This is the first day of being at work by myself for the most part. It’s not like I haven’t done this all by my lonesome before but never for such an extended period of time. I’ve had plenty of people offer to help, which is really nice, but teaching someone how to run things the way I want them done is probably easier with me just doing them. It’s only a month or so of time so I will make out fine.
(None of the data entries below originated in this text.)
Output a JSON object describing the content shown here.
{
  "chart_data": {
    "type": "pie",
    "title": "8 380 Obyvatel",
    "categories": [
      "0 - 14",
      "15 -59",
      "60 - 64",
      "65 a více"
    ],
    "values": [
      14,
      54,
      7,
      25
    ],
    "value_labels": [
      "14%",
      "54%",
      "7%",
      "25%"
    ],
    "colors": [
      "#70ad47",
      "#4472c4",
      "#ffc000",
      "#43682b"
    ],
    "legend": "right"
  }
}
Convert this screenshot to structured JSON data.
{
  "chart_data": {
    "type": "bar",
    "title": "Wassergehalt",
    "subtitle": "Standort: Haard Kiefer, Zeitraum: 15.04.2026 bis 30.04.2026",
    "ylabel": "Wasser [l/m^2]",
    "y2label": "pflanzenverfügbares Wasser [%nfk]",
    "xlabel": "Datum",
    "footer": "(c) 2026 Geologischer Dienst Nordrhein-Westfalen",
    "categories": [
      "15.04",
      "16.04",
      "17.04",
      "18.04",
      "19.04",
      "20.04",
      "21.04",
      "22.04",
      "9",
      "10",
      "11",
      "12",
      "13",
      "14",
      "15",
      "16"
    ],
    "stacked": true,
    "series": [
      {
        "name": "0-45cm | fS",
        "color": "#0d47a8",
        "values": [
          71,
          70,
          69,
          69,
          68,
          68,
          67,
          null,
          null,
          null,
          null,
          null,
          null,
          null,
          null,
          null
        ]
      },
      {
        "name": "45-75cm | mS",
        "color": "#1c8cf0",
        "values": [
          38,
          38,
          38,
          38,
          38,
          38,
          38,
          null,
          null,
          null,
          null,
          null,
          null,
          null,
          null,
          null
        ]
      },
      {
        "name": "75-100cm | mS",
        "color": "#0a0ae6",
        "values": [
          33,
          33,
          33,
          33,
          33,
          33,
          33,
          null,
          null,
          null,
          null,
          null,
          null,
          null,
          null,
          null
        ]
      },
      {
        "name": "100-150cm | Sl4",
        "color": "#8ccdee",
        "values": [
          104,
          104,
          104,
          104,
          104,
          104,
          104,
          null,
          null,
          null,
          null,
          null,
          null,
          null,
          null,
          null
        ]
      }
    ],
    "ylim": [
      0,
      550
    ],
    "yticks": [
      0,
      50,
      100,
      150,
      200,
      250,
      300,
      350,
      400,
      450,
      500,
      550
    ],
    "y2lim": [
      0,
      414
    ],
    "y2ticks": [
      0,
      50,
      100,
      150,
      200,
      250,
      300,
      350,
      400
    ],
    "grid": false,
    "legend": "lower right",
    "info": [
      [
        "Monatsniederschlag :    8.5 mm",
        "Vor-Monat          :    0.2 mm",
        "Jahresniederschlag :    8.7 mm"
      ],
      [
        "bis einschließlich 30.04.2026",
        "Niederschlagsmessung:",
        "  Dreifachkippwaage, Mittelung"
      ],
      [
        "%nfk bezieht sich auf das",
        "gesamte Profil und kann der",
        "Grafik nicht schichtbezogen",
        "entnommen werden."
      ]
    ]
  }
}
Jc spent these last weeks or so preparing me with everything that he thought was pertinent through his years and years of experience. Saying goodbye to him yesterday was about as emotional as I get (which isn’t much), knowing that he’s going under the knife and I’m on my own for a little while. It’s not so much emotional as it is the realization that things are changing and I had to take a step back and look at it from a macro perspective. My birthday is in a few days (getting older) and the responsibility of earning a living is entirely on me. My dad spent his life working and putting us through college that I already owe him so much. I need to figure out if selling roofing tools and running the family business, which has been in the family for 5 generations, is what I’m set out to do. There are both good an bad things that go along with the business. For one, there is a pressure to succeed. It’s not like going to work for a corporation where your main objective is to not get fired and hopefully move up the corporate ladder. If this business fails there is no one to blame but yourself. The business environment is harder than ever and your product line has to adapt to the global economy while considering exchange rate issues, other sources, competition and a slew of other things they teach you in books. I can do it, I have no doubt, but it’s a job that requires full effort with little time for other things.
When my dad was 27 he got a brilliant idea that he wanted to travel the country in an RV with one of his buddies. He quit the family business for a 6 months or so, much to the chagrin of his father, and went to mardi gras and then ended up a lumberjack in a northwestern state. He would cut trees then get bombed with the other lumberjacks day after day. This is not what I want to do but it’s the point that sometimes you need to take time off to figure out if what you’re doing is what you want to do.
This brings me to my next question which has me scratching my head and pretty much puts me in fits. How do you invest the money you make so that you can live a more comfortable lifestyle? All I’ve ever done with my money is lose it. Whether it be gambling at casinos, sports betting, online poker, or investing in stocks and mutual funds. If I wasn’t a schmuck with my money I’d probably have tens of thousands more dollars than I have today. What’s done is done though and looking to the future is all you can do. There has to be a happy medium between a nit and a reckless maniac. I know I wouldn’t be happy sitting on my money because their would be no excitement to life. It’s not in my genes. However, blowing cash on stupid games doesn’t float my boat either.
I want to make one final point to this somewhat unusually serious post. I have the inability to get emotionally attached to anything. I don’t care about things the way other people do. People are die hard Phillies fans and can’t think about anything else but baseball. They love their team and will defend them to the death. I think the game is painfully slow and boring and the end result is basically meaningless. I don’t get caught up in the hype because I can think for myself. If I put a grand on the game, then I’d be rooting for them but I have nothing in my mind or body that attracts me to liking the Phillies. Point being, making (easy) money is one of the only things that gets me excited. Without a possibility of financial gain, I don’t feel emotional towards anything. I don’t cry at weddings. Sad movies aren’t sad. I don’t care about my birthday. I get pissed when the person who used all the water in the Brita didn’t refill last night, but I can look past that quickly. I don’t really do relationships because I care too much about myself and my own issues and don’t want to bring anyone in. The thing is, I’m not unhappy. I wouldn’t do it any other way. I have qualities to myself that make me me. Yes I squander money on strippers, booze, and gambling. I feel like if I went to a therapist they would say, “You’re 26, it’s time to settle down, find a nice girl, and start a family.” I’d think, “Ugh, halt all the fun.” You don’t get younger and the time to do stupid things is fleeting. I’ve done a tremendous amount of stupid things that you would think I would have learned all there is to know. As motion city soundtrack says, The Future Freaks Me Out.